Emotional Disequilibrium
Thing about Emotional Disequilibrium is that you cannot tolerate very much of it and still learn effectively (witness kids' grades dropping with parents fighting, bullying in the classroom, illness of whatever kind, etc etc etc.) However, often the process of Cognitive Disequilibrium PRODUCES Emotional Disequilibrium ... (duh) ... being uncomfortable while having to learn something new, having to admit that You Don't Know Everything, that you can be Surprised, you can be Unprepared... *gasp* quelle horror! in our culture it is often preferable to lie about what you know/don't know than to admit any kind of ignorance and willingness to be educated... We often will take hit points IN our ignorance Because we are Unwilling to admit to our ignorance... (witness most folks initial sexual experiences... and oh yeah my own *regret*)
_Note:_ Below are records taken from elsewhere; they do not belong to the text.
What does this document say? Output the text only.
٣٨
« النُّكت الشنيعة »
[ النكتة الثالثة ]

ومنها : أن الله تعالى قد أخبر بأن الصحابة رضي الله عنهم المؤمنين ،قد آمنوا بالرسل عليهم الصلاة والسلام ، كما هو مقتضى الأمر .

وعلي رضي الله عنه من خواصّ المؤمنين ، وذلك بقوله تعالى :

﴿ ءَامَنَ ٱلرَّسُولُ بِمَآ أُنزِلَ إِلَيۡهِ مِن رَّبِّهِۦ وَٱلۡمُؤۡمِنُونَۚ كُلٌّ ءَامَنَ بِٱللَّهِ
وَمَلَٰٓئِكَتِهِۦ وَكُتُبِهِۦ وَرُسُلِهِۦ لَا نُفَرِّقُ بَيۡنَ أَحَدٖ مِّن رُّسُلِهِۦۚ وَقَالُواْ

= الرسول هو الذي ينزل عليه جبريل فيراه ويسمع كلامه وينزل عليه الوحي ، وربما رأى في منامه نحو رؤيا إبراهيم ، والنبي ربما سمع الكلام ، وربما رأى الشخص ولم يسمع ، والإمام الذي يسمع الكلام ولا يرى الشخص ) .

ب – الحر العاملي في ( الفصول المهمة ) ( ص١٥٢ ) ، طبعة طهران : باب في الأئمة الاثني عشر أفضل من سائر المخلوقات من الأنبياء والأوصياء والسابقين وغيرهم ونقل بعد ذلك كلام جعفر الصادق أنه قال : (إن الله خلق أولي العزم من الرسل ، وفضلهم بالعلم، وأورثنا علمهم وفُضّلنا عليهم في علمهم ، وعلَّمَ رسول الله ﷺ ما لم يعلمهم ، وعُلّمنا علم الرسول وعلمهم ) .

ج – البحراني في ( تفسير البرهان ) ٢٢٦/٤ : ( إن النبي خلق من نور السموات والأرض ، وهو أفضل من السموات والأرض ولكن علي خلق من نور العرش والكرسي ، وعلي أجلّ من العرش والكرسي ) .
But Emotional Disequilibrium can, when managed carefully, be the source of Learning, also. It's not MetaCognition, to think about your feelings and whence they came and what your triggers and patterns are, but it's damn effective even if I don't have a nice jargony name for it... I've been referring to it as Pathwork, healing work, Family of Origin work, Clutter-clearing, Reconstruction, and Shadow work. There's probably as many names as there are people doing the Work.

Many call it Recovery. For me, Reconstruction is a better metaphor.

ReDesigning. ReDrafting. ReWriting. Keep feeding yourself and caring for your own needs and making sure you are warm and dry and loved... as much as is possible in a chaotic world, and that you help others to be fed and warm and dry and loved... and you can probably lighten YOUR load, and help others lighten THEIRS.

Feeling useful and loved and secure in the world, yeah, that's the path to recovery/reconstruction/health.

The Path to Peace.
labelleizzy: (moon)
Friday, September 26th, 2008 02:48 pm
Was feeling pretty crappy yesterday, a combination of physical and mental effects (primarily that my "period" was more like an "!") but am feeling better today, reasonably well grounded, able to stay focused, and sending loving energy to the parts of me that are working hard to do their job.

(I'm envisioning a teeny tiny person wearing overalls who's part of a team shoveling a mudslide out of a roadway in order to allow the flow of normal traffic to commence. I'm sending warm dry socks, solid stompy boots, good grippy gloves and strong quality tools to my teeny tiny team, and I'm getting ready to send the tea-cart around and invite them to take a rest before going back to work again.)

It's amazing, though, the toxic-feeling images that were the first-ideas behind this visualization. I had to consciously pick and choose positive images, changing mental associations. This is a natural process. Not a nasty toxic clean-up, not a job whose attendants are shamed to complete it or looked on as less-than. It is something that must be done as part of the natural cycle of life, as regularly as day follows night follows day.

Framing it positively took some effort. That tells me both that I have problems and that the culture I live in has problems, with this process being a natural, "normal" part of human health.

I'm working to be more conscious of the messages I've internalized from the larger society, and to take care about which ones I now choose to consume, which ones I choose to remain part of my internal landscape.

I like the Road Crew metaphor. I think I'm keeping it.